With over 200 planning-stage projects contemplating a floating production system of some type, there’s much at stake for the supply chain. In their 95-page report, Floating Production Systems, WER authors suggest at least 50 floating production storage and offloading vessels, or FPSOs, and six FLNG vessels will be ordered through to 2024.
The change seen now over 2018 lies in “a major reduction in expected (orders of floating storage and regasification vessels, or FSRUs),” as several vessels already exist for new terminals. The report’s authors have upped the number of orders for 2020-2040 in their forecast based on market drivers that support growing investment activity in the floating production sector.
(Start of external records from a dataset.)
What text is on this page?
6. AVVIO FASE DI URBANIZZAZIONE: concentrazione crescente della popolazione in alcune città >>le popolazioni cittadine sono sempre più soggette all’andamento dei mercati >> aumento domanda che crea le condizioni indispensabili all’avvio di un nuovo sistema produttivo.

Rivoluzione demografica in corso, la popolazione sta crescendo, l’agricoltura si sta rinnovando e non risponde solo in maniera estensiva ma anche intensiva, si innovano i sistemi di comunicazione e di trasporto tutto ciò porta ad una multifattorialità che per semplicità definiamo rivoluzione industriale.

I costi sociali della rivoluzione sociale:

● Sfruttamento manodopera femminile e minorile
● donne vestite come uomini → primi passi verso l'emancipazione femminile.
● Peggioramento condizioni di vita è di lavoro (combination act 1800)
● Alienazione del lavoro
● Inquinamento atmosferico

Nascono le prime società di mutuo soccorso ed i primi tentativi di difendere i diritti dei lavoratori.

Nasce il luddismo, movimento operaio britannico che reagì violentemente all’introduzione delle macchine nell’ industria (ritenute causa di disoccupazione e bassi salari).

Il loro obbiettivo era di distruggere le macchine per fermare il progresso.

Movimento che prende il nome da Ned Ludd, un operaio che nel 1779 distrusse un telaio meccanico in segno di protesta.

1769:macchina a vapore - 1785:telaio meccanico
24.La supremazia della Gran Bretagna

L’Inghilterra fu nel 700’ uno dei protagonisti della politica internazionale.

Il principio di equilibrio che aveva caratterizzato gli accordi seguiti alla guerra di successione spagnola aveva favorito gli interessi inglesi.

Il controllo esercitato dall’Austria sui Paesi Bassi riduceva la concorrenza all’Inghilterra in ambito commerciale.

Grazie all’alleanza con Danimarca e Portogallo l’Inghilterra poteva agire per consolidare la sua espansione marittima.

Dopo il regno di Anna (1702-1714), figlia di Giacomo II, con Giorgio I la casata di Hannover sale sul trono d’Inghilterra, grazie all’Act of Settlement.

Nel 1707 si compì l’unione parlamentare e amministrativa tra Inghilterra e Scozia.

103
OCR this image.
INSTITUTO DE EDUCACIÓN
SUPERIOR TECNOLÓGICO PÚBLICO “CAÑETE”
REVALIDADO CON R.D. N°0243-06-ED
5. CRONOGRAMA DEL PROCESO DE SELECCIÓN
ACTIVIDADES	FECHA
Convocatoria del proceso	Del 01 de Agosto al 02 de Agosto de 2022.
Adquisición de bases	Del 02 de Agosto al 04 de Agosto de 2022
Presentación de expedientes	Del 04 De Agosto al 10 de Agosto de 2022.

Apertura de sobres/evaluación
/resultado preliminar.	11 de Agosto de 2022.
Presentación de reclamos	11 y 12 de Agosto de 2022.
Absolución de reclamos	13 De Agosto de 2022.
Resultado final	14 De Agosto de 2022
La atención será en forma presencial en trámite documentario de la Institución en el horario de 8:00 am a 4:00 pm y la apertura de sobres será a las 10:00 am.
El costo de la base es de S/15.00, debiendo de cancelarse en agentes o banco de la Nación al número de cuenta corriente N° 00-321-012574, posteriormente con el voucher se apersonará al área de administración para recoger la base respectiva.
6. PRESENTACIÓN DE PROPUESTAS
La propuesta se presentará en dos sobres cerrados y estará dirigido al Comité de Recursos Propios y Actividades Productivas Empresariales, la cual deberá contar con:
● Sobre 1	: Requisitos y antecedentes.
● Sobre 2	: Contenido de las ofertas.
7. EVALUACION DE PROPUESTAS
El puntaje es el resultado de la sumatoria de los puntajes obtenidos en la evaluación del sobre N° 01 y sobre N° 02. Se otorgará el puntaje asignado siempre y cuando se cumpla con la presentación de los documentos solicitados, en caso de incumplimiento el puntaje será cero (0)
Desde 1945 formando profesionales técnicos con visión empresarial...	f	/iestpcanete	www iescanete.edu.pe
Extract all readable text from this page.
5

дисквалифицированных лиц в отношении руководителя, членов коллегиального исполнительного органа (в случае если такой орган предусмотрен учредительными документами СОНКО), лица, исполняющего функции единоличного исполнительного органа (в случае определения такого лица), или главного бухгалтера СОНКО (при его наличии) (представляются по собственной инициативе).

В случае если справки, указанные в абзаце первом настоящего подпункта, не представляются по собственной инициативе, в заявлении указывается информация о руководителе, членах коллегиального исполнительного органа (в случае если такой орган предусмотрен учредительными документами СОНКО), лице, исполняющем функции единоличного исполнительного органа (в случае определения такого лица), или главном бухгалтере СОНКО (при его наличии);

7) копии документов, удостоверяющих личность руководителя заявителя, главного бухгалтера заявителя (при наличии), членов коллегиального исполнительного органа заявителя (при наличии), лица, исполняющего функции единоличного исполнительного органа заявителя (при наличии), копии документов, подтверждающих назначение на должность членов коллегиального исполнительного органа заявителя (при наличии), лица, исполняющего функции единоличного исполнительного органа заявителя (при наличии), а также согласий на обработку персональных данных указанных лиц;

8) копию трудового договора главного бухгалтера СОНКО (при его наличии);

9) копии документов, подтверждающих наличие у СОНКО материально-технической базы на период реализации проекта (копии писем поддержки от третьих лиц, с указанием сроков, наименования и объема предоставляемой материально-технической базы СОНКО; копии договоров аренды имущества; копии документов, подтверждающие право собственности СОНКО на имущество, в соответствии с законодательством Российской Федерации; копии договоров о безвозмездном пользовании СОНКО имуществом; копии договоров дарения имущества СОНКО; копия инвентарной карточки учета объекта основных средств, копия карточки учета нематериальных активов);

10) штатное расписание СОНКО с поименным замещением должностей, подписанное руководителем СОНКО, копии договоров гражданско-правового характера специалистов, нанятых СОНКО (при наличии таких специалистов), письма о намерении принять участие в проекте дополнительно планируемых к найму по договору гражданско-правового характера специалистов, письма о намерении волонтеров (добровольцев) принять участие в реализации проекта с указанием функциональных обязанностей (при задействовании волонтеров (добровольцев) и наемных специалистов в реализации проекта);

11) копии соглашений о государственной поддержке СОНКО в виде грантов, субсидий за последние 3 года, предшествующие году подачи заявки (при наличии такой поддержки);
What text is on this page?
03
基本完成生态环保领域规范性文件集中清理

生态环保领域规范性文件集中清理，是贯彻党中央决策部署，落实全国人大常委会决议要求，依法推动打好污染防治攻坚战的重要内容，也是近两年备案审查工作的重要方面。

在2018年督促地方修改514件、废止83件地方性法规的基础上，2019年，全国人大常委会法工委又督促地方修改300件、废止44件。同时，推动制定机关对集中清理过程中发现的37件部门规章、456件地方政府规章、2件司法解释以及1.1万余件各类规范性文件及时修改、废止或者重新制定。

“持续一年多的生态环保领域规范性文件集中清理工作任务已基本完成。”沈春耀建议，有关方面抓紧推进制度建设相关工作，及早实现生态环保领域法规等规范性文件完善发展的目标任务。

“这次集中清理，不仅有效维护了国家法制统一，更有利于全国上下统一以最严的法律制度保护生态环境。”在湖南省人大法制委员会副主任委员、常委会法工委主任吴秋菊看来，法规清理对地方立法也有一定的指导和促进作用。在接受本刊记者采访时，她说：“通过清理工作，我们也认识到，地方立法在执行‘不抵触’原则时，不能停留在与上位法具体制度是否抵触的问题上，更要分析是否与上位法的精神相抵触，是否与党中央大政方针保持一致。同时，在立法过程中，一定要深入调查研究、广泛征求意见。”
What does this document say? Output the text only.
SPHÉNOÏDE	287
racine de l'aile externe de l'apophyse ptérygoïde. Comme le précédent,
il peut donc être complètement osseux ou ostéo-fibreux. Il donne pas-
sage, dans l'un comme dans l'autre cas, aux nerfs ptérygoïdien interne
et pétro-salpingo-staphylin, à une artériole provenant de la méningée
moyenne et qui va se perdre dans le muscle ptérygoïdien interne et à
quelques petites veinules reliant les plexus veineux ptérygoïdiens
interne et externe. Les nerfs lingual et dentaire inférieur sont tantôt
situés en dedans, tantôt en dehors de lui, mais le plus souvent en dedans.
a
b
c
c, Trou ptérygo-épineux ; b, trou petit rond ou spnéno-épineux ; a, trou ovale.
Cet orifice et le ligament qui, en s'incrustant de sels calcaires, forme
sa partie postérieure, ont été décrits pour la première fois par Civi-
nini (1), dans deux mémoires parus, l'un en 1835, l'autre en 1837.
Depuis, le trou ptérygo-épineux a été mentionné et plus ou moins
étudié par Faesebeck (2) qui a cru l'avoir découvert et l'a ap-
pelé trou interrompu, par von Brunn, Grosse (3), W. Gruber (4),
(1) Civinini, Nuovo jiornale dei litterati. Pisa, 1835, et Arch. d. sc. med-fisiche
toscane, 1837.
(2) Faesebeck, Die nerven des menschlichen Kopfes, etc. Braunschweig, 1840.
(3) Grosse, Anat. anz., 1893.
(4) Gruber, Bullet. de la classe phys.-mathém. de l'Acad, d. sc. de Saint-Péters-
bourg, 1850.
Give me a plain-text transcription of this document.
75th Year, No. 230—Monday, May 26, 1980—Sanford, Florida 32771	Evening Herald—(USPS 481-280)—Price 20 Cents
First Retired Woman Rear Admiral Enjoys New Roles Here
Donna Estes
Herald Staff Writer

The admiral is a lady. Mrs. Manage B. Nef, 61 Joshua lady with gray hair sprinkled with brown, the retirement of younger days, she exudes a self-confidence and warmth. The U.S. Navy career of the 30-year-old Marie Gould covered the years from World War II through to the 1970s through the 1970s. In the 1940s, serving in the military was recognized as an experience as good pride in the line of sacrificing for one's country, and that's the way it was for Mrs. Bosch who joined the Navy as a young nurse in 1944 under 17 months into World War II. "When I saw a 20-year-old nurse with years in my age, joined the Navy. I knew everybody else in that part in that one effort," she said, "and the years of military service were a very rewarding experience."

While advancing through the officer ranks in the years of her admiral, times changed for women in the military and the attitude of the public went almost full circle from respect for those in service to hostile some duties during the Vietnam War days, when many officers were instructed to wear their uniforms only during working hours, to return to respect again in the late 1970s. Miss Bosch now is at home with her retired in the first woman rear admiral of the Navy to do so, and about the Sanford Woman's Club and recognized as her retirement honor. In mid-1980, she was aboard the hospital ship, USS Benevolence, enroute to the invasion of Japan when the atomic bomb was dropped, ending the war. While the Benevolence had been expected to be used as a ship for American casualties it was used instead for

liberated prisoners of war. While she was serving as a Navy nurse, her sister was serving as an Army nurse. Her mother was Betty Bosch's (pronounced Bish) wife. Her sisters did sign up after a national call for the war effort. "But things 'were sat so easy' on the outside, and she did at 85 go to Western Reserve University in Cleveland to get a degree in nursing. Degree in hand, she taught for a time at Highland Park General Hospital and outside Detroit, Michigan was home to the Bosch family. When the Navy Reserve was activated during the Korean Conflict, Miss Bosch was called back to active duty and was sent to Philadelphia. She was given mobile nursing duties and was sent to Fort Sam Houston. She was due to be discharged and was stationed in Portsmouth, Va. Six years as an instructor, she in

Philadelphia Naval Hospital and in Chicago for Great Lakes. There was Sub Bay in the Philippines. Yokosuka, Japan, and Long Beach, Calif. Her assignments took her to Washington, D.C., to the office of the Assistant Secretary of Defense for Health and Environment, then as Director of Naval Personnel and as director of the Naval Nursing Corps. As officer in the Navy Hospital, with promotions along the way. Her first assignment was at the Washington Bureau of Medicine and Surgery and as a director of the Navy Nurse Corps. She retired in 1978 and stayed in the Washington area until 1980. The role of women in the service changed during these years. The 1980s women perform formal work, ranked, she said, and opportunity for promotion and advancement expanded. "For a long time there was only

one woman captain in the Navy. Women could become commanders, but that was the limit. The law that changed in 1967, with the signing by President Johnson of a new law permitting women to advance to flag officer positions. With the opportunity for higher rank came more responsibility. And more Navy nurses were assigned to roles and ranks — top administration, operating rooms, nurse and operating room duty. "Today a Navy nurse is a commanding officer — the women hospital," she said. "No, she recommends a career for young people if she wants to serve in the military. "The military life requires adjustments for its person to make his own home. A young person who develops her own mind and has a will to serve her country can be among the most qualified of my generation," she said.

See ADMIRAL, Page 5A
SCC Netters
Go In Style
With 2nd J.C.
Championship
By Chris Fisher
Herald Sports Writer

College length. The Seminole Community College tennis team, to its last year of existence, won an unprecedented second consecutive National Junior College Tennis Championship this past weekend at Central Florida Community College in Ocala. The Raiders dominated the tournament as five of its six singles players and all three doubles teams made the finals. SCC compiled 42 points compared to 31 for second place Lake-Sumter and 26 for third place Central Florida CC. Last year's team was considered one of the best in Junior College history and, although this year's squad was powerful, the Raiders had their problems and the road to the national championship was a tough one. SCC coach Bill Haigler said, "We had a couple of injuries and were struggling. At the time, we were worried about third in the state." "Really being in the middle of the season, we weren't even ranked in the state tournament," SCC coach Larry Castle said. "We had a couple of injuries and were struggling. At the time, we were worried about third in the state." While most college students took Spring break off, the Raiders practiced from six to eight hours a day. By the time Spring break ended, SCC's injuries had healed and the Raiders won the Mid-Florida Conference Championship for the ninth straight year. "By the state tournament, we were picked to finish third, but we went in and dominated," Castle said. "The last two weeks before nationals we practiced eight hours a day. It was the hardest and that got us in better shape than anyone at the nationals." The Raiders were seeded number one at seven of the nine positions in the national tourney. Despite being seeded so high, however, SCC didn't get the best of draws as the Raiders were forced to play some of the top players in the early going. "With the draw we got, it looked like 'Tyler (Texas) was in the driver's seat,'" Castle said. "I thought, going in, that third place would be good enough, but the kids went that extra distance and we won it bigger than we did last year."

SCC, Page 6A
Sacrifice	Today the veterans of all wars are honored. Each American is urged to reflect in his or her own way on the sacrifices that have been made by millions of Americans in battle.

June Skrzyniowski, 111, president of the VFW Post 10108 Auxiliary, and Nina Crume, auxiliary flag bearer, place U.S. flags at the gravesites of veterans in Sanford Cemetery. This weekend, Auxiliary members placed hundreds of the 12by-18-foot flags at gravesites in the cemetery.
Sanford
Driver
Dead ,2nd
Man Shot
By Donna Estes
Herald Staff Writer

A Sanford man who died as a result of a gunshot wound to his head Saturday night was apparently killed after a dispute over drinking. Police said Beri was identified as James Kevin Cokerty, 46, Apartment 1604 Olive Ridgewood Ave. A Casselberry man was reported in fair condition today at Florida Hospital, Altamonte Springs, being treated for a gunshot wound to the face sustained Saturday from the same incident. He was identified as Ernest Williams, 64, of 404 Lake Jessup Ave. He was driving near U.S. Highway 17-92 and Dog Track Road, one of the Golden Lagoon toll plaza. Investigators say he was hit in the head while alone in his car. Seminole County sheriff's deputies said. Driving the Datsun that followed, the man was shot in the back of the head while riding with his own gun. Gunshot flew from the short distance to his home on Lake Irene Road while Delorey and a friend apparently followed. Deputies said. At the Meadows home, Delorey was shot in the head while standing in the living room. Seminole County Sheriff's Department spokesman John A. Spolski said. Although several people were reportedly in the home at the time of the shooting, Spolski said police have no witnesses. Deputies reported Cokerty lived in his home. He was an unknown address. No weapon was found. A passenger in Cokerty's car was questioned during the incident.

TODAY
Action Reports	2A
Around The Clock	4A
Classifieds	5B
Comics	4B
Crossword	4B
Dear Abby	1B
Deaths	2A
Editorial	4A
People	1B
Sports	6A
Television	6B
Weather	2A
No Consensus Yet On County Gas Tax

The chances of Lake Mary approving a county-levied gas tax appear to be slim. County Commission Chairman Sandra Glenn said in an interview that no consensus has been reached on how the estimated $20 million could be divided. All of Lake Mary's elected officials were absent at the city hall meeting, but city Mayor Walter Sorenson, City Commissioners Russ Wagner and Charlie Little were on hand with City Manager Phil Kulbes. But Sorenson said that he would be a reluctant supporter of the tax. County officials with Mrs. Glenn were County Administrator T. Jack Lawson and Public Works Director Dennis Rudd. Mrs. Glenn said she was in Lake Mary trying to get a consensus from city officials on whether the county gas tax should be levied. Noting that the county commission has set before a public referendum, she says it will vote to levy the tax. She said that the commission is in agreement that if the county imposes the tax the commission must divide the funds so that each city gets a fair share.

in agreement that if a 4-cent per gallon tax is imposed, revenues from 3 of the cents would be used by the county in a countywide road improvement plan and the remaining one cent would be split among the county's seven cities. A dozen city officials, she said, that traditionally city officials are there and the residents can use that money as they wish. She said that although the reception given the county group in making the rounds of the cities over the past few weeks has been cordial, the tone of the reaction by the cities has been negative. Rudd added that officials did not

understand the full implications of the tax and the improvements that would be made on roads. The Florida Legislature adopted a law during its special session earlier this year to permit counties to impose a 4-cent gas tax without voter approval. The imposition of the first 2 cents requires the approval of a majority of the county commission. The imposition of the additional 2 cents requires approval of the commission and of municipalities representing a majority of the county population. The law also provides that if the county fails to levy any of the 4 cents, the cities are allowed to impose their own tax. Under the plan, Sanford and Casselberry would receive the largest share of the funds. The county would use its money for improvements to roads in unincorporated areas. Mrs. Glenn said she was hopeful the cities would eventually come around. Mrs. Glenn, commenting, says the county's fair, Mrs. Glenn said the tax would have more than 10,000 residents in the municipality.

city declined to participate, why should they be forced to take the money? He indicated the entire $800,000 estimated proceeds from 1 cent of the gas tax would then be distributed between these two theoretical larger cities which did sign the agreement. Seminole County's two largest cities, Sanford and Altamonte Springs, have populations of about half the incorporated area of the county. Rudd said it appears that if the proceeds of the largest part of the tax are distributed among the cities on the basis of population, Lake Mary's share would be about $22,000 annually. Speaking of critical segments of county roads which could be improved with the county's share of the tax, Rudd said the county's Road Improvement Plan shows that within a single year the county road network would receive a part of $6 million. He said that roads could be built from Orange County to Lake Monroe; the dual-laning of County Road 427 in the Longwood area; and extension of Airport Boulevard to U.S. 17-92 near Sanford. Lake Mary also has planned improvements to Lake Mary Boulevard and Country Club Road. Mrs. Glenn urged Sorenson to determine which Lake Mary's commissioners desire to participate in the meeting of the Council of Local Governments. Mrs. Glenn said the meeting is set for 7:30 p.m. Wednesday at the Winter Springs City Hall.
“We have outlined three scenarios that capture a realistic range of possible market conditions over the next five years,” report author, Paul Morris, told OED.
Morris and his colleagues’ segmented look at orders and drivers also details contract flows across the five major production system types: FPSOs, FLNG, FPUs, FSRUs and FSOs. They also assess 10 market drivers in particular “that will determine the pace of orders for production floaters over the next five years”.
“We examine future oil-gas demand growth; deepwater’s role in the future energy supply mix; the risk of future oil/gas supply disruption; future oil and gas prices; (CAPEX) budgets of deepwater field operators; the competitiveness of deepwater (versus) shale/tight rock development for upstream CAPEX resources; access to capital for deepwater projects; the impact of EPC/leasing contractors' capacity constraints on the pace of future FPSO orders and the impact of opening Brazilian deepwater resources to foreign investment and possible Petrobras privatization,” a statement by Morris says.
With U.S. LNG exports having doubled; with political forces buffeting Russian gas and the on-again off-again nature of supply from Africa and Australia, regional gas pricing is now at play. Meanwhile, investment in oil continues apace, especially arctic and shale oil, joined by production from new provinces.
The report navigates these waters and describes the growing understanding that tight oil increasingly entails a higher “breakeven” than deepwater.
The findings point to a future, where order counts for floating production are potentially helped by institutional awareness of shale’s cost realities.
Deepwater
Meanwhile, hull fabricators, conversion yards, topside plant suppliers, topside system integrators, engineering firms and other marine & offshore suppliers are still benefitting from annual, floating-production CAPEX of between USD15 and USD25 billion.
Those winnings, however, are attained amid a more challenging offshore market. Although orders are on the uptick, politics and policy can conspire to create surprises, and, the report says, operators are increasingly in the driver’s seat.
“Excess capacity in the supply chain has created a buyers’ market, shifting negotiating leverage to the field operator,” the report says. That situation is eased for both by the still-low cost of borrowing, with no end in sight for cheap loans. The report examines the market effects of this favourable epoch, as it details future floater requirements, their timing, current inventories, new-builds and plans for all segments.